O vórtice azul sugou a carruagem para o  escuro e gélido Oblivion, ate hoje ninguém sabe como Bellith fica tanto tempo nesse lugar flutuando pelas nebulosas de conhecimento e cidades de atronacs do Oblivion, era o lugar mais frio, tempestuoso, caótico e acima de tudo não tinha chão apenas pedaços de solo negro e fértil presos a nada.
- esse lululugar é mumuuito bizazarro - Ryan soltou entre os dentes batendo, camadas de gelo começará a ser formar em sua armadura e os lábios estavam roxos .
- você nunca viu as ilhas dos atronacs de fogo.
Eu me tremia violentamente, já Suri estava aquecida e confortável seus cabelos se moviam pelo ar gélido com uma beleza incomum.
- que trapaça é essa Surianlith?
- meu poder vem da qui por que me incomodaria com o clima?
- você está com um feitiço de calor corporal  não é?
Ela riu boba, e me abraçou com o braço livre.
- pode se esquentar em mim.
Eu a agarrei e instantaneamente senti o calor percorrer meu corpo.
- pirralha cuida logo! Aqui fora está glacial!
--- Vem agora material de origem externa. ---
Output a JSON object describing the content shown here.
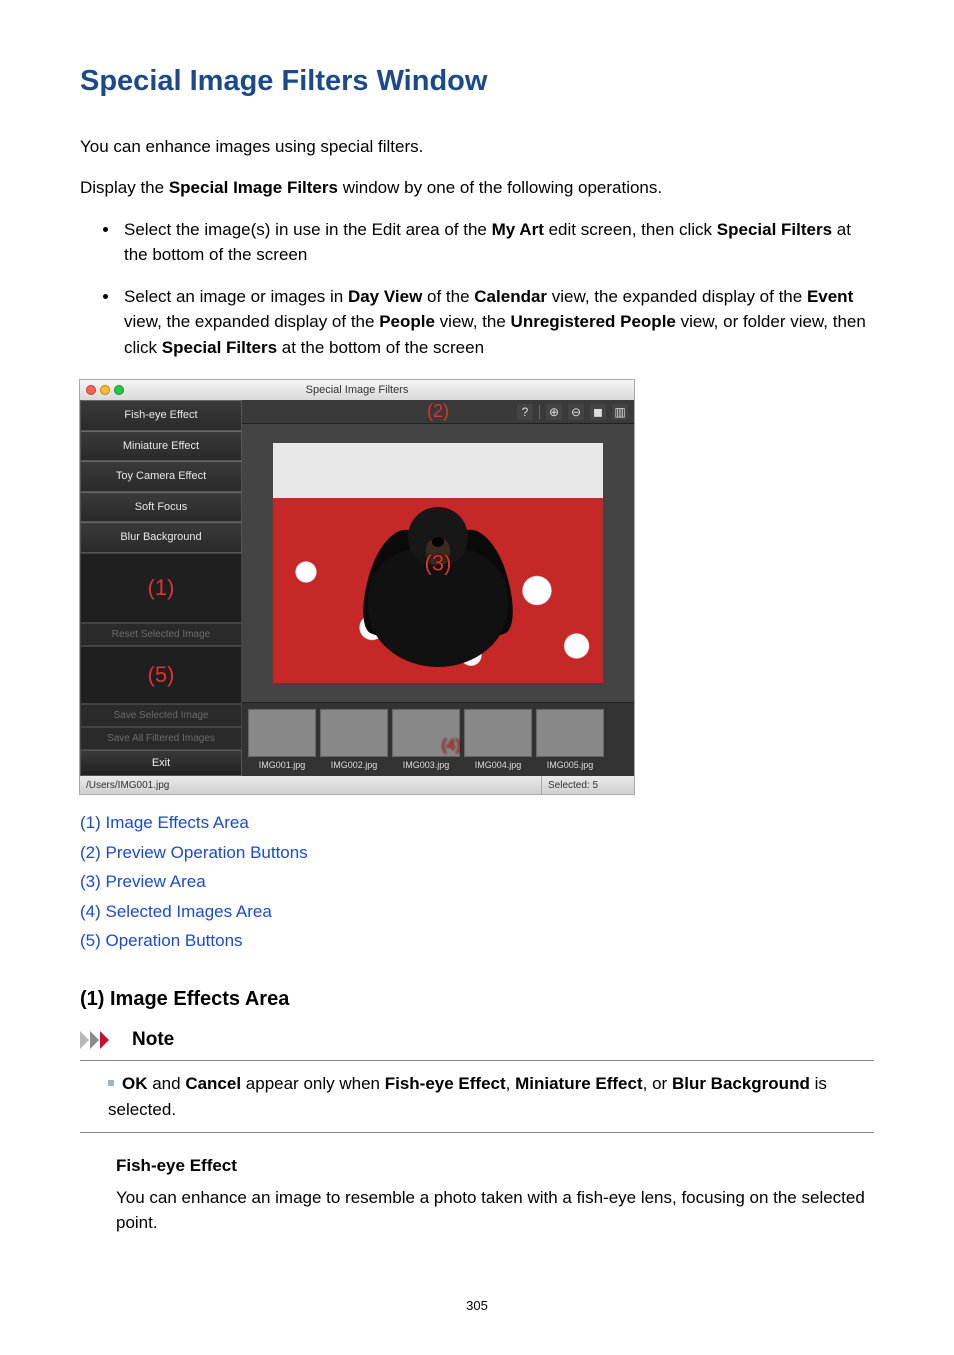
{
  "heading": "Special Image Filters Window",
  "intro_p1": "You can enhance images using special filters.",
  "intro_p2_a": "Display the ",
  "intro_p2_b": "Special Image Filters",
  "intro_p2_c": " window by one of the following operations.",
  "bullets": {
    "0": {
      "a": "Select the image(s) in use in the Edit area of the ",
      "b": "My Art",
      "c": " edit screen, then click ",
      "d": "Special Filters",
      "e": " at the bottom of the screen"
    },
    "1": {
      "a": "Select an image or images in ",
      "b": "Day View",
      "c": " of the ",
      "d": "Calendar",
      "e": " view, the expanded display of the ",
      "f": "Event",
      "g": " view, the expanded display of the ",
      "h": "People",
      "i": " view, the ",
      "j": "Unregistered People",
      "k": " view, or folder view, then click ",
      "l": "Special Filters",
      "m": " at the bottom of the screen"
    }
  },
  "screenshot": {
    "title": "Special Image Filters",
    "filters": {
      "0": "Fish-eye Effect",
      "1": "Miniature Effect",
      "2": "Toy Camera Effect",
      "3": "Soft Focus",
      "4": "Blur Background"
    },
    "reset": "Reset Selected Image",
    "save_selected": "Save Selected Image",
    "save_all": "Save All Filtered Images",
    "exit": "Exit",
    "num1": "(1)",
    "num2": "(2)",
    "num3": "(3)",
    "num4": "(4)",
    "num5": "(5)",
    "thumbs": {
      "0": "IMG001.jpg",
      "1": "IMG002.jpg",
      "2": "IMG003.jpg",
      "3": "IMG004.jpg",
      "4": "IMG005.jpg"
    },
    "status_path": "/Users/IMG001.jpg",
    "status_selected": "Selected: 5",
    "icons": {
      "help": "?",
      "plus": "⊕",
      "minus": "⊖",
      "fit": "◼",
      "dual": "▥"
    }
  },
  "links": {
    "0": "(1) Image Effects Area",
    "1": "(2) Preview Operation Buttons",
    "2": "(3) Preview Area",
    "3": "(4) Selected Images Area",
    "4": "(5) Operation Buttons"
  },
  "section1": {
    "heading": "(1) Image Effects Area",
    "note_label": "Note",
    "note": {
      "a": "OK",
      "b": " and ",
      "c": "Cancel",
      "d": " appear only when ",
      "e": "Fish-eye Effect",
      "f": ", ",
      "g": "Miniature Effect",
      "h": ", or ",
      "i": "Blur Background",
      "j": " is selected."
    },
    "item1_title": "Fish-eye Effect",
    "item1_body": "You can enhance an image to resemble a photo taken with a fish-eye lens, focusing on the selected point."
  },
  "page_number": "305"
}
O mundo se distorceu, e um buraco negro sugou a carruagem e os cavalos para o mundo mortal. E com um ploop estávamos de volta,  as planícies se estendiam pelas laterais da estrada de tijolos iluminada pela lua de verão.
- odeio viajar por Oblivion - Vitor gruniu do lado de fora
- você preferiria voar dois continentes?
Ela disse em quanto arrumava os cabelos. Ryan se tremia um pouco, em quanto a armadura escorria em gotículas de água semicongeladas pela cota de placa, puxo das dobras do vestido um lenço, seco sua armadura e rosto.
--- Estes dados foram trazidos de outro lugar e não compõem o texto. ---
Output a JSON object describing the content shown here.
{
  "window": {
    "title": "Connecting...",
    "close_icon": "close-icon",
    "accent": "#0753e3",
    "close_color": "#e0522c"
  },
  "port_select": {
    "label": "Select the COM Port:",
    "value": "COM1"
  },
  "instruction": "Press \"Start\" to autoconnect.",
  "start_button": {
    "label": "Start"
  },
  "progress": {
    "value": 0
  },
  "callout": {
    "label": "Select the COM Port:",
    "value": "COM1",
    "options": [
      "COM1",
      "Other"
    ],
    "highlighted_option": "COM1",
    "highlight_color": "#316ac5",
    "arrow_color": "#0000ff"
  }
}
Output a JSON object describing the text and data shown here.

- Obrigado Ravena - ele fala ainda tremendo um pouco.
- vai já passar.
Ao longe consigo ouvir os fogos de artifício do palácio, Vitor da duas batidas na parede pelo lado de fora.
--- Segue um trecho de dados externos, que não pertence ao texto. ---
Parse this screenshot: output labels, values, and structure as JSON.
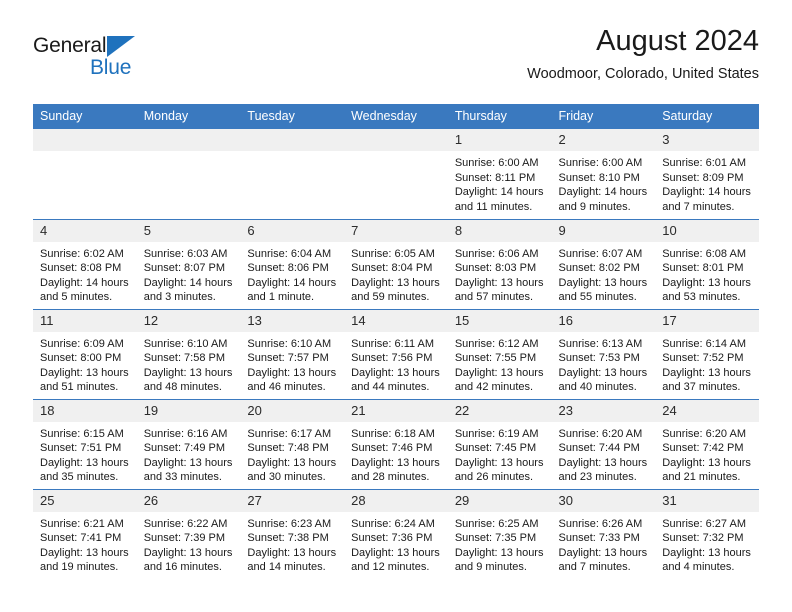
{
  "brand": {
    "name_part1": "General",
    "name_part2": "Blue",
    "triangle_color": "#1f72bd"
  },
  "header": {
    "title": "August 2024",
    "subtitle": "Woodmoor, Colorado, United States",
    "accent_color": "#3a79bf",
    "header_text_color": "#ffffff",
    "daynum_band_color": "#f0f0f0"
  },
  "weekdays": [
    "Sunday",
    "Monday",
    "Tuesday",
    "Wednesday",
    "Thursday",
    "Friday",
    "Saturday"
  ],
  "weeks": [
    [
      {
        "day": "",
        "empty": true
      },
      {
        "day": "",
        "empty": true
      },
      {
        "day": "",
        "empty": true
      },
      {
        "day": "",
        "empty": true
      },
      {
        "day": "1",
        "sunrise": "Sunrise: 6:00 AM",
        "sunset": "Sunset: 8:11 PM",
        "daylight": "Daylight: 14 hours and 11 minutes."
      },
      {
        "day": "2",
        "sunrise": "Sunrise: 6:00 AM",
        "sunset": "Sunset: 8:10 PM",
        "daylight": "Daylight: 14 hours and 9 minutes."
      },
      {
        "day": "3",
        "sunrise": "Sunrise: 6:01 AM",
        "sunset": "Sunset: 8:09 PM",
        "daylight": "Daylight: 14 hours and 7 minutes."
      }
    ],
    [
      {
        "day": "4",
        "sunrise": "Sunrise: 6:02 AM",
        "sunset": "Sunset: 8:08 PM",
        "daylight": "Daylight: 14 hours and 5 minutes."
      },
      {
        "day": "5",
        "sunrise": "Sunrise: 6:03 AM",
        "sunset": "Sunset: 8:07 PM",
        "daylight": "Daylight: 14 hours and 3 minutes."
      },
      {
        "day": "6",
        "sunrise": "Sunrise: 6:04 AM",
        "sunset": "Sunset: 8:06 PM",
        "daylight": "Daylight: 14 hours and 1 minute."
      },
      {
        "day": "7",
        "sunrise": "Sunrise: 6:05 AM",
        "sunset": "Sunset: 8:04 PM",
        "daylight": "Daylight: 13 hours and 59 minutes."
      },
      {
        "day": "8",
        "sunrise": "Sunrise: 6:06 AM",
        "sunset": "Sunset: 8:03 PM",
        "daylight": "Daylight: 13 hours and 57 minutes."
      },
      {
        "day": "9",
        "sunrise": "Sunrise: 6:07 AM",
        "sunset": "Sunset: 8:02 PM",
        "daylight": "Daylight: 13 hours and 55 minutes."
      },
      {
        "day": "10",
        "sunrise": "Sunrise: 6:08 AM",
        "sunset": "Sunset: 8:01 PM",
        "daylight": "Daylight: 13 hours and 53 minutes."
      }
    ],
    [
      {
        "day": "11",
        "sunrise": "Sunrise: 6:09 AM",
        "sunset": "Sunset: 8:00 PM",
        "daylight": "Daylight: 13 hours and 51 minutes."
      },
      {
        "day": "12",
        "sunrise": "Sunrise: 6:10 AM",
        "sunset": "Sunset: 7:58 PM",
        "daylight": "Daylight: 13 hours and 48 minutes."
      },
      {
        "day": "13",
        "sunrise": "Sunrise: 6:10 AM",
        "sunset": "Sunset: 7:57 PM",
        "daylight": "Daylight: 13 hours and 46 minutes."
      },
      {
        "day": "14",
        "sunrise": "Sunrise: 6:11 AM",
        "sunset": "Sunset: 7:56 PM",
        "daylight": "Daylight: 13 hours and 44 minutes."
      },
      {
        "day": "15",
        "sunrise": "Sunrise: 6:12 AM",
        "sunset": "Sunset: 7:55 PM",
        "daylight": "Daylight: 13 hours and 42 minutes."
      },
      {
        "day": "16",
        "sunrise": "Sunrise: 6:13 AM",
        "sunset": "Sunset: 7:53 PM",
        "daylight": "Daylight: 13 hours and 40 minutes."
      },
      {
        "day": "17",
        "sunrise": "Sunrise: 6:14 AM",
        "sunset": "Sunset: 7:52 PM",
        "daylight": "Daylight: 13 hours and 37 minutes."
      }
    ],
    [
      {
        "day": "18",
        "sunrise": "Sunrise: 6:15 AM",
        "sunset": "Sunset: 7:51 PM",
        "daylight": "Daylight: 13 hours and 35 minutes."
      },
      {
        "day": "19",
        "sunrise": "Sunrise: 6:16 AM",
        "sunset": "Sunset: 7:49 PM",
        "daylight": "Daylight: 13 hours and 33 minutes."
      },
      {
        "day": "20",
        "sunrise": "Sunrise: 6:17 AM",
        "sunset": "Sunset: 7:48 PM",
        "daylight": "Daylight: 13 hours and 30 minutes."
      },
      {
        "day": "21",
        "sunrise": "Sunrise: 6:18 AM",
        "sunset": "Sunset: 7:46 PM",
        "daylight": "Daylight: 13 hours and 28 minutes."
      },
      {
        "day": "22",
        "sunrise": "Sunrise: 6:19 AM",
        "sunset": "Sunset: 7:45 PM",
        "daylight": "Daylight: 13 hours and 26 minutes."
      },
      {
        "day": "23",
        "sunrise": "Sunrise: 6:20 AM",
        "sunset": "Sunset: 7:44 PM",
        "daylight": "Daylight: 13 hours and 23 minutes."
      },
      {
        "day": "24",
        "sunrise": "Sunrise: 6:20 AM",
        "sunset": "Sunset: 7:42 PM",
        "daylight": "Daylight: 13 hours and 21 minutes."
      }
    ],
    [
      {
        "day": "25",
        "sunrise": "Sunrise: 6:21 AM",
        "sunset": "Sunset: 7:41 PM",
        "daylight": "Daylight: 13 hours and 19 minutes."
      },
      {
        "day": "26",
        "sunrise": "Sunrise: 6:22 AM",
        "sunset": "Sunset: 7:39 PM",
        "daylight": "Daylight: 13 hours and 16 minutes."
      },
      {
        "day": "27",
        "sunrise": "Sunrise: 6:23 AM",
        "sunset": "Sunset: 7:38 PM",
        "daylight": "Daylight: 13 hours and 14 minutes."
      },
      {
        "day": "28",
        "sunrise": "Sunrise: 6:24 AM",
        "sunset": "Sunset: 7:36 PM",
        "daylight": "Daylight: 13 hours and 12 minutes."
      },
      {
        "day": "29",
        "sunrise": "Sunrise: 6:25 AM",
        "sunset": "Sunset: 7:35 PM",
        "daylight": "Daylight: 13 hours and 9 minutes."
      },
      {
        "day": "30",
        "sunrise": "Sunrise: 6:26 AM",
        "sunset": "Sunset: 7:33 PM",
        "daylight": "Daylight: 13 hours and 7 minutes."
      },
      {
        "day": "31",
        "sunrise": "Sunrise: 6:27 AM",
        "sunset": "Sunset: 7:32 PM",
        "daylight": "Daylight: 13 hours and 4 minutes."
      }
    ]
  ]
}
- se preparem estamos chegando. A voz de Ladvi mudou de tom, ficando seria e sombria, Victor se remexeu e ajeitou a armadura e o cabelo, Suri treinou seu sorriso e moveu os seios para aparecerem melhor fora do espartilho Ryan finalmente se recompôs firmando o olhar no castelo, eu me arrumei conserte e abri o leque.
- acho melhor começar a atuar...Certo majestade?
Suri sorrio e fez que sim com a cabeça, quando chegamos aos portões pude sentir o semblante de todos mudando até mesmo o sorridente Ladvi Ravena

Vitor

O ranger dos portões era quase inaudível em meio aos fogos de artifício, cavalos, rodas de madeira e risada de mulher. Ladvi  parou a carruagem em frente ao tapete vermelho estendido na escada, eu me joguei para o chão  fazendo a armadura tilintar, abri a porta de madeira para as damas, Suri pós o rosto para fora com um sorriso bobo de admiração.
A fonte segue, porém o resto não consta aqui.